His 2008 play Derrida in Love, was written for Jacki Weaver, which she performed in a sold-out season at the Ensemble Theatre, Sydney.

Daly's play Kafka Dances has won a dozen national and international awards since its premiere and is one of the most frequently internationally performed Australian plays.

His play Richard III (or almost) premiered at the 2011 Festival d'Avignon and followed with a Paris season in October–November 2012. Daly's play, The Man in the Attic, was awarded the Patrick White Playwrights' Award for best new play.
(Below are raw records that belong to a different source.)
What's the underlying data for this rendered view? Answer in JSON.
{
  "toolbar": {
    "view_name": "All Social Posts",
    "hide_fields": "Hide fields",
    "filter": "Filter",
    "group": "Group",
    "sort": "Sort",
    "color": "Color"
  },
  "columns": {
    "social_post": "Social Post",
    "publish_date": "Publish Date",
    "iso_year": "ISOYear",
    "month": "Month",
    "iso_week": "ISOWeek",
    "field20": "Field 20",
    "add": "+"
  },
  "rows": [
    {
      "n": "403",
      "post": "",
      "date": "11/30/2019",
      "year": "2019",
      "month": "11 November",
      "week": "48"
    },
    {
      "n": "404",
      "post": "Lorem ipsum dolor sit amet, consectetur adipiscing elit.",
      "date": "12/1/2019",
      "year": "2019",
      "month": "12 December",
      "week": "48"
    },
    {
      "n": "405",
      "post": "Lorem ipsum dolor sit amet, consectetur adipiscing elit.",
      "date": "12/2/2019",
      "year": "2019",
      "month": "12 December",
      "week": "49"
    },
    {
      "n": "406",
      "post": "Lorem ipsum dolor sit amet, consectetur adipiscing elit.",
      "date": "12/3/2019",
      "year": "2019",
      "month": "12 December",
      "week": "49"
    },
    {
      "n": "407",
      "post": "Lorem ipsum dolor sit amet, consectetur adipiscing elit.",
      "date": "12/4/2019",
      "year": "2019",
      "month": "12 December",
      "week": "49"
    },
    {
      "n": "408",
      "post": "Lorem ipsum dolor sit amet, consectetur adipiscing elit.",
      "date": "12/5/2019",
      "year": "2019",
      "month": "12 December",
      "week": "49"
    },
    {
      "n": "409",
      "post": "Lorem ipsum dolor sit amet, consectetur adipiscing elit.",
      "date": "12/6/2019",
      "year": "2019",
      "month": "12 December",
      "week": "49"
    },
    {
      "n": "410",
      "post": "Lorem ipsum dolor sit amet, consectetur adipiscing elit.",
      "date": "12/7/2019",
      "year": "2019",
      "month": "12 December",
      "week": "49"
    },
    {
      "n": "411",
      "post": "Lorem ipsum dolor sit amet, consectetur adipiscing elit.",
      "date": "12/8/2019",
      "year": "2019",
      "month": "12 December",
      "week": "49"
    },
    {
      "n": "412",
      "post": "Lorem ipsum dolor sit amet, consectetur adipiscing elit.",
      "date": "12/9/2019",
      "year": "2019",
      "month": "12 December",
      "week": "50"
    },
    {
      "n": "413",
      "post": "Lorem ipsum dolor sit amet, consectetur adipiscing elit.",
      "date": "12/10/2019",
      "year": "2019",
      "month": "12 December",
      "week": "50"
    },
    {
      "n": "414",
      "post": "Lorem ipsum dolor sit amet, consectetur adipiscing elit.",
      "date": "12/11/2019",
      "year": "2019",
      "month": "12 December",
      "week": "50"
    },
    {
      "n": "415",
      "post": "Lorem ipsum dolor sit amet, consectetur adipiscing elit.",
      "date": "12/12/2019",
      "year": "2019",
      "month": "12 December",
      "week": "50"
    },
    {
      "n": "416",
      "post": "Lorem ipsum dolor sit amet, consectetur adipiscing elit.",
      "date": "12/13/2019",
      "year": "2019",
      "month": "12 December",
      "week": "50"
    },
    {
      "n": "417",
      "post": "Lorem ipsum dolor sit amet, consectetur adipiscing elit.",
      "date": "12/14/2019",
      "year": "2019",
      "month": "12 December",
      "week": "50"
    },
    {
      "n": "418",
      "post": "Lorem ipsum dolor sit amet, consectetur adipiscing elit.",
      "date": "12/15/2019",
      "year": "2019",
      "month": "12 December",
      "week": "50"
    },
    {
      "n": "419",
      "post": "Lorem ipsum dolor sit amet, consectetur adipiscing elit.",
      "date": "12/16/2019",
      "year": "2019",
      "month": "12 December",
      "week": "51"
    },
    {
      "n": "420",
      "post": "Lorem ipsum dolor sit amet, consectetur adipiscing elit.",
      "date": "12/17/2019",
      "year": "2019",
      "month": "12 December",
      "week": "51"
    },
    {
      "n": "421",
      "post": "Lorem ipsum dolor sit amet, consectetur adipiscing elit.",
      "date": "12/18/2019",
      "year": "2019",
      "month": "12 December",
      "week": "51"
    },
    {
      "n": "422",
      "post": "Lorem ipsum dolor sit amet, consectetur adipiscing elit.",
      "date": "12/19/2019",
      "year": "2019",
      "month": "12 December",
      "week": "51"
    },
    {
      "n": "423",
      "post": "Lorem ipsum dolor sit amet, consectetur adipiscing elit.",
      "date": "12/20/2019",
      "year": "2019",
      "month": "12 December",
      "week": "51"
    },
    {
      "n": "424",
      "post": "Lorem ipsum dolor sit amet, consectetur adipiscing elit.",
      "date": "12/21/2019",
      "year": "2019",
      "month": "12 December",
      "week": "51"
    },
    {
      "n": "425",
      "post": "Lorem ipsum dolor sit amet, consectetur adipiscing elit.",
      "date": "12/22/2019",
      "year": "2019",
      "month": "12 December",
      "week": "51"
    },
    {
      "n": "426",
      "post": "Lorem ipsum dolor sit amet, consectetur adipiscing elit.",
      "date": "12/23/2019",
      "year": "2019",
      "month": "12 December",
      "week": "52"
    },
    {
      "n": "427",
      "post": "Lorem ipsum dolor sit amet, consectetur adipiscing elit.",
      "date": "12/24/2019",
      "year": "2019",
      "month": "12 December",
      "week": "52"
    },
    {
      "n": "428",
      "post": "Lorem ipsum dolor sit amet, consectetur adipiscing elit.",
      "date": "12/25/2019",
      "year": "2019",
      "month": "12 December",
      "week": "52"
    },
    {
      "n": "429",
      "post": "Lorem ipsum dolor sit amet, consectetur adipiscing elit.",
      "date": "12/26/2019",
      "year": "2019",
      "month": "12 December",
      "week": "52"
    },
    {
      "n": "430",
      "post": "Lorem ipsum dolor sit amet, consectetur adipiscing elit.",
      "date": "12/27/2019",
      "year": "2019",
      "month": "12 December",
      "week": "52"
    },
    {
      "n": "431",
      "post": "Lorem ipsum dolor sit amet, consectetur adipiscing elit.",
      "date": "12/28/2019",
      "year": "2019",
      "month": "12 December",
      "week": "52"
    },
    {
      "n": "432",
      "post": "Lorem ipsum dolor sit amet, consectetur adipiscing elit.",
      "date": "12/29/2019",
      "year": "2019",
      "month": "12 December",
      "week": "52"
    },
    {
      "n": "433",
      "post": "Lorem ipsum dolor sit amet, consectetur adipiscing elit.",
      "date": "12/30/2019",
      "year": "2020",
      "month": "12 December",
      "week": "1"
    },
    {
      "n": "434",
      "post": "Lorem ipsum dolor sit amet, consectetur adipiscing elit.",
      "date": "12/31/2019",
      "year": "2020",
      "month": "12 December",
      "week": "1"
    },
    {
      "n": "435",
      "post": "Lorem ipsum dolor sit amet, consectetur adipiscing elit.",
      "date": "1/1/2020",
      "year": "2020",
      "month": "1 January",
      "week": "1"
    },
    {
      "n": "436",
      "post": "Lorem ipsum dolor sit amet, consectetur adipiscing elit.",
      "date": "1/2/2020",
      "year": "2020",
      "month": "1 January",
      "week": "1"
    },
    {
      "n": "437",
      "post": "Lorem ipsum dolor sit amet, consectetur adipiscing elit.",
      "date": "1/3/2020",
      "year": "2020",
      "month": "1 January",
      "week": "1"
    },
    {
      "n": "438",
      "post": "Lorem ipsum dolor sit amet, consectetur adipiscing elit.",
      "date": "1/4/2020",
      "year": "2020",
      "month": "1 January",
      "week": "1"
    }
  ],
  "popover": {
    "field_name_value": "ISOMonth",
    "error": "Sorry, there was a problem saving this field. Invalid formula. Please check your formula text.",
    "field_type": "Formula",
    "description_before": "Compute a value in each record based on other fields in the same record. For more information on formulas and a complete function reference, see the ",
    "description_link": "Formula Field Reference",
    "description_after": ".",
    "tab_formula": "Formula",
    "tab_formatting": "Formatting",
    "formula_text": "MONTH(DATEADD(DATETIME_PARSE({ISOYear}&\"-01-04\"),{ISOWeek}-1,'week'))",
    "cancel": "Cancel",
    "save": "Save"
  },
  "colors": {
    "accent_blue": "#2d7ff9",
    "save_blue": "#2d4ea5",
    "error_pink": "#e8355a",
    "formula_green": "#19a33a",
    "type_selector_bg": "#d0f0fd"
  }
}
It has been staged in Paris, at the 2013 Festival d'Avignon.

==Recognition==
=== Awards ===
- The Man in the Attic – Winner of the Patrick White Award for Best New Play
- Kafka Dances – Winner of a Sydney Theatre Critics' award for Best New Australian Play; Finalist for both the New South Wales Premier's Literary Award and the Victorian Premier's Literary Award; Winner of 5 South African Vita (now known as the Naledi Theatre Awards)
- Outlanders – Winner of Australian Writers Guild AWGIE Award
- The Private Visions of Gottfried Kellner – Winner of Australian Writers Guild AWGIE Award for Best Stage Play; finalist in the Victorian Premiers Literary Award for drama
- Three Australian Council for the Arts Literary Awards

=== Residencies and fellowships ===
- Keesing Studio Residency Award (Paris) from the Australia Council for the Arts, 2013.
- Friends of the National Library Creative Arts Fellowship from the National Library of Australia, 2017, to progress a script for psychological thriller, Perfume.

==Selected works==
=== Theatre ===
- The Don's Last Innings (Sydney Theatre Company; Launceston Theatre Company; Riverina Theatre Company; State Theatre Company of South Australia)
- Derrida in Love (Ensemble Theatre)
- Kafka Dances (Griffin Theatre Company; Sydney Theatre Company; La Boite Theatre Company; Cherry Tree Theatre; Market Theatre; Zenith Theatre; High-Doh Theatre; Axis Theater; State Theatre Company of South Australia; Cyrano's Theater Company; Star Théâtre; Theatre des Opprimés; Théâtre de Chevilly-Larue; Comédie De l'Est; Saint-Cyr-l'École; Saint-Maur-des-Fossés; Festival de Cornouaille; Festival d'Avignon and toured to Strasbourg; Valenciennes; Nîmes and Draveil)
- The Man in the Attic (Star Théâtre; Festival d'Avignon; Théatre l'Avant Seine; Théatre Bois de l'Épée)
- Beach: A Theatrical Fantasia (National Institute of Dramatic Art, graduation production commission)
- The Quiz King (New Theatre)
- The Critic Assassinated (National Institute of Dramatic Art; Mummers Theatre)
- The Moonwalkers (Griffin Theatre Company; Street Theatre Company)
- Complicity (Marian Street Theatre)
- The Private Visions of Gottfried Kellner (Griffin Theatre Company; Bakehouse Theatre, Adelaide)
- Livingstone (Marian Street Theatre; Ice House Theater; Effie Crump Theatre; Riverina Theatre Company; Brisbane Arts Theatre; Pymble Players and toured regionally to Kalgoorlie)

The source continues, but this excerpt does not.